LanCon-Learn: Learning with Language to Enable Generalization in Multi-Task Manipulation Domains

Andrew Silva1, Nina Moorman1, William Silva1, Zulfiqar Zaidi1, Nakul Gopalan2, Matthew Gombolay1

  • 1Georgia Institute of Technology
  • 2Arizona State University

Details

16:35 - 16:40 | Tue 24 May | Room 115A | TuB06.12

Session: Imitation Learning

Abstract

Robots must be capable of learning from previously solved tasks and generalizing that knowledge to quickly perform new tasks to realize the vision of ubiquitous and useful robot assistance in the real world. While multi-task learning research has produced agents capable of performing multiple tasks, these tasks are often encoded as one-hot goals. In contrast, natural language specifications offer an accessible means both for (1) users to describe a set of new tasks to the robot and (2) robots to reason about the similarities and differences among tasks through language-based task embeddings. Until now, multi-task learning with language has been limited to navigation based tasks and has not been applied to continuous manipulation tasks, requiring precision to grasp and move objects.
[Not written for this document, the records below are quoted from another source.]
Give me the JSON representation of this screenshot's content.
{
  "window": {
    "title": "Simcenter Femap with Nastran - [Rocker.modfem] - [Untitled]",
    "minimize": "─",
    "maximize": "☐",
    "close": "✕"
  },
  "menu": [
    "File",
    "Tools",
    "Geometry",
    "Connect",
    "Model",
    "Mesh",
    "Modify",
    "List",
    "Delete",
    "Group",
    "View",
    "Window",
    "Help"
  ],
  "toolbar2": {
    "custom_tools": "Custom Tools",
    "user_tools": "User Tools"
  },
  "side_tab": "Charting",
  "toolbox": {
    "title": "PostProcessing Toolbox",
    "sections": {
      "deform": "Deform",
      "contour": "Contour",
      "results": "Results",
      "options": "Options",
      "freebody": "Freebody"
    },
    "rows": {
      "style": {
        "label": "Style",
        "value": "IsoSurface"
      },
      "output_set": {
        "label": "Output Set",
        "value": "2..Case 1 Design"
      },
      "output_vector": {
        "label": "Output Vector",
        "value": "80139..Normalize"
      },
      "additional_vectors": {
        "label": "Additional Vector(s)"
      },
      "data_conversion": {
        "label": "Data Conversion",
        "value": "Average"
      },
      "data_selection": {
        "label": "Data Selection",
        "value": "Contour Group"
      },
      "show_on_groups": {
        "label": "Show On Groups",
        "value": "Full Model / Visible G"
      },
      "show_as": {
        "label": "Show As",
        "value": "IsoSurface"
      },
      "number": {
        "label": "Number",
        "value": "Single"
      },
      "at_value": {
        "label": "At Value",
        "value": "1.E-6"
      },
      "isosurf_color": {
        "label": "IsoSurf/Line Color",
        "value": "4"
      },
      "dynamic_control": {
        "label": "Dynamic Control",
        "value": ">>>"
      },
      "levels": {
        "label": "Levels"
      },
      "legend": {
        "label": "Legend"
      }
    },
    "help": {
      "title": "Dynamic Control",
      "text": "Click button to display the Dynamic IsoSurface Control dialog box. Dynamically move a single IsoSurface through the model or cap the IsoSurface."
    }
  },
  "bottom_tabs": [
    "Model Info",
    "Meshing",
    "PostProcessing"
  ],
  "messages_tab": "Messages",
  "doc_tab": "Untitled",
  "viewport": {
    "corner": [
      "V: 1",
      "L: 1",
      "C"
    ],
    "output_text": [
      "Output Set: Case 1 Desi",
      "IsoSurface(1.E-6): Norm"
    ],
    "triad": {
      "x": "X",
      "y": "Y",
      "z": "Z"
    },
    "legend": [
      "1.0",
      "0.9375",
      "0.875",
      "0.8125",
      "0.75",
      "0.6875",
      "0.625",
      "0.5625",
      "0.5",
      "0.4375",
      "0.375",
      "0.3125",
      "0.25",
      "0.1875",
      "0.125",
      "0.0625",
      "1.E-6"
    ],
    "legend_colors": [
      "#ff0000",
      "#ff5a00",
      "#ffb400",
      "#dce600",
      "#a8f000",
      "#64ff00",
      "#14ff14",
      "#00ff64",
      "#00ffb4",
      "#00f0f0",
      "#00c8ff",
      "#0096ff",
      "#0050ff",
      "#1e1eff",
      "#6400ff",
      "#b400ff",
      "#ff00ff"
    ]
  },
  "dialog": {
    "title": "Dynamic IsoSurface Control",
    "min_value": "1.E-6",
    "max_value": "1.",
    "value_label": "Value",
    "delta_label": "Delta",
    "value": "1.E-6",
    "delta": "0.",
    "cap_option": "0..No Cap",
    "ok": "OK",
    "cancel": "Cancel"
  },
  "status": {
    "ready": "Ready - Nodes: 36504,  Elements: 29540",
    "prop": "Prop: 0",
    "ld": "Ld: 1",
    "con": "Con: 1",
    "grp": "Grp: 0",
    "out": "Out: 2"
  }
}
We present LanCon-Learn, a novel attention-based approach to language-conditioned multi- task learning in manipulation domains to enable learning agents to reason about relationships between skills and task objectives through natural language and interaction. We evaluate LanCon-Learn for both reinforcement learning and imitation learning, across multiple virtual robot domains along with a demonstration on a physical robot. LanCon-Learn achieves up to a 200% improvement in zero-shot task success rate and transfers known skills to novel tasks faster than non-language-based baselines, demonstrating the utility of language for goal specification.